After seeing Machu
Picchu with my own eyes, and despite the rhetoric by the local guide, I am
pretty sure that it is much older than the 15th century built-date
proclaimed by the Peru’s cultural and antiquity authorities.
Machu Picchu
reminds me of the awesome Sphinx and the great Pyramids of Giza. We casual tourists
were told that they were built circa 2,500 BC.
To me it is simply
inconceivable that the Incas could have the know-how and resources to build such
an outlandish estate on a mountain ridge almost 2,500 metres above sea level at
that time. Ditto for the Egyptians on the Sphinx and the Great Pyramid – no matter
how great or powerful Pharaoh Khafra was said to be at that time.
These two
great wonders have one thing in common, i.e., nobody is able to convincingly
explain how they were built. And when they were built! (By then, I had read
somewhere – by a serious researcher – that the Pyramid was at least 6000 years
old.)
To many
people, there is only one answer: Aliens from outer space! But to me, if this
was true, then these aliens would have to travel inter-galaxies to reach us. Surely
what they had left behind would look much ‘modern’ than Burj Al Arab or
Petronas Twin Towers, and not just megalithic ruins.
I don’t buy
all these conventional theories or explanations at all.
A good
friend, SS, who is a firm believer of UFOs and paranormal phenomena, suggested
that I should read Preston Peet’s Ancient
Aliens, Lost Civilizations, Astonishing Archaeology & Hidden History. With
a click on one of Amazon.com’s weblinks, the Kindle edition of the book came
straight to my iPad.
The book is
basically a compilation of essays and papers written by others. While some of
the articles are pretty good, many are hearsays. However, I did emerge somewhat
enlightened that (a) these structures are about 10000 years old, and (b) there
might already be a civilisation that had fantastic knowledge about monolithic
works and transportation.
These wonders
might have been built before the Ice Age!
One thing
good about Kindle is that it also introduces books of related interests or
topics to you. I was hungry for more and was attracted to one by Robert Schoch:
Forgotten Civilization. Schoch is a
PhD in Geophysics from Yale and has been credited with “re-dating” the Sphinx.
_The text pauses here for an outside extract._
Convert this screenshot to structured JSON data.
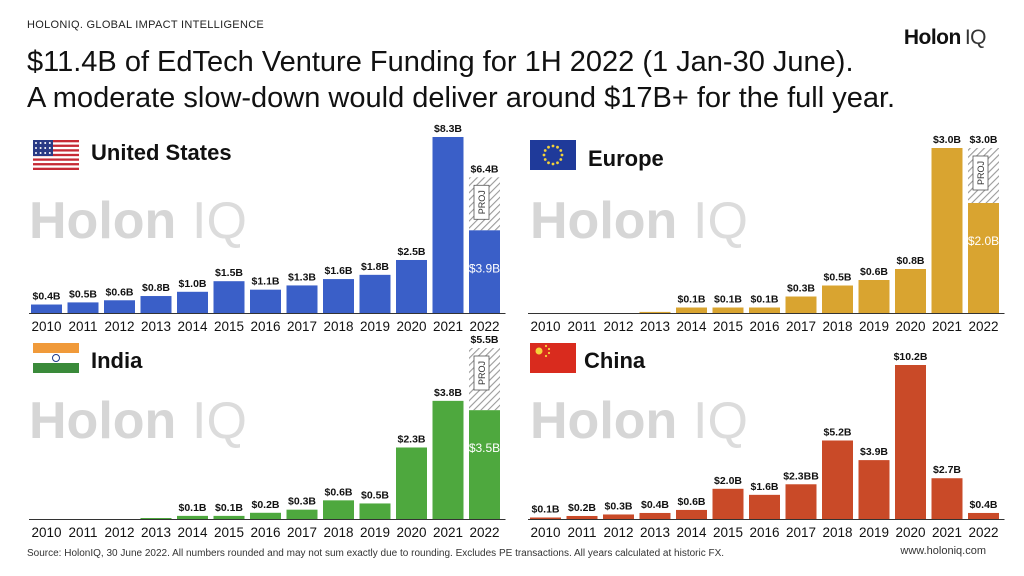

He was also not convinced that those outlandish structures like Sphinx and Machu
Picchu were built in the era pronounced by the mainstream archaeologists, whom
he believes many are humbugs in the first place. He began his journey in Easter
Island in the Pacific where the Moais still stood erect. He went on to talk nostalgically
about his work on the Sphinx. After that it was Göbekli Tepe in Southeastern
Turkey that he drew upon to argue his case.
To him, they
were all built well before the Ice Age, and the evidences he offered were very
compelling. But by whom? His conclusion: mankind was mostly wiped out by a
great cosmic phenomenon, thanks to the not-so-eternal Sun. He cited research
after research to prove his conclusion. The book is thick with physics, which
is difficult for a layman like to retell.
Before this, I
had always been a believer in Darwinism. Homo Sapiens were said to have evolved
from Homo Erectus and they spread out from Africa some 40-60,000 years ago to
populate the earth and men did not begin to “civilize” until a couple of
thousands years ago. This might not be the case after all!
And while it
is conventionally agreed that climate change is a major concern for mankind
now, Schoch argues that scientists might just be barking up the wrong tree! Yes, global warming is to some extent caused by our exploitation of the earth's natural resources. His bigger fear, however, is that we might be going into the Sun’s next cosmic tantrum which,
according to his estimate, might already be overdue!
Or have I
fallen into the 齐人忧天 (Qi-ren Yu-tian, or heaven-is-about-to-fall) syndrome?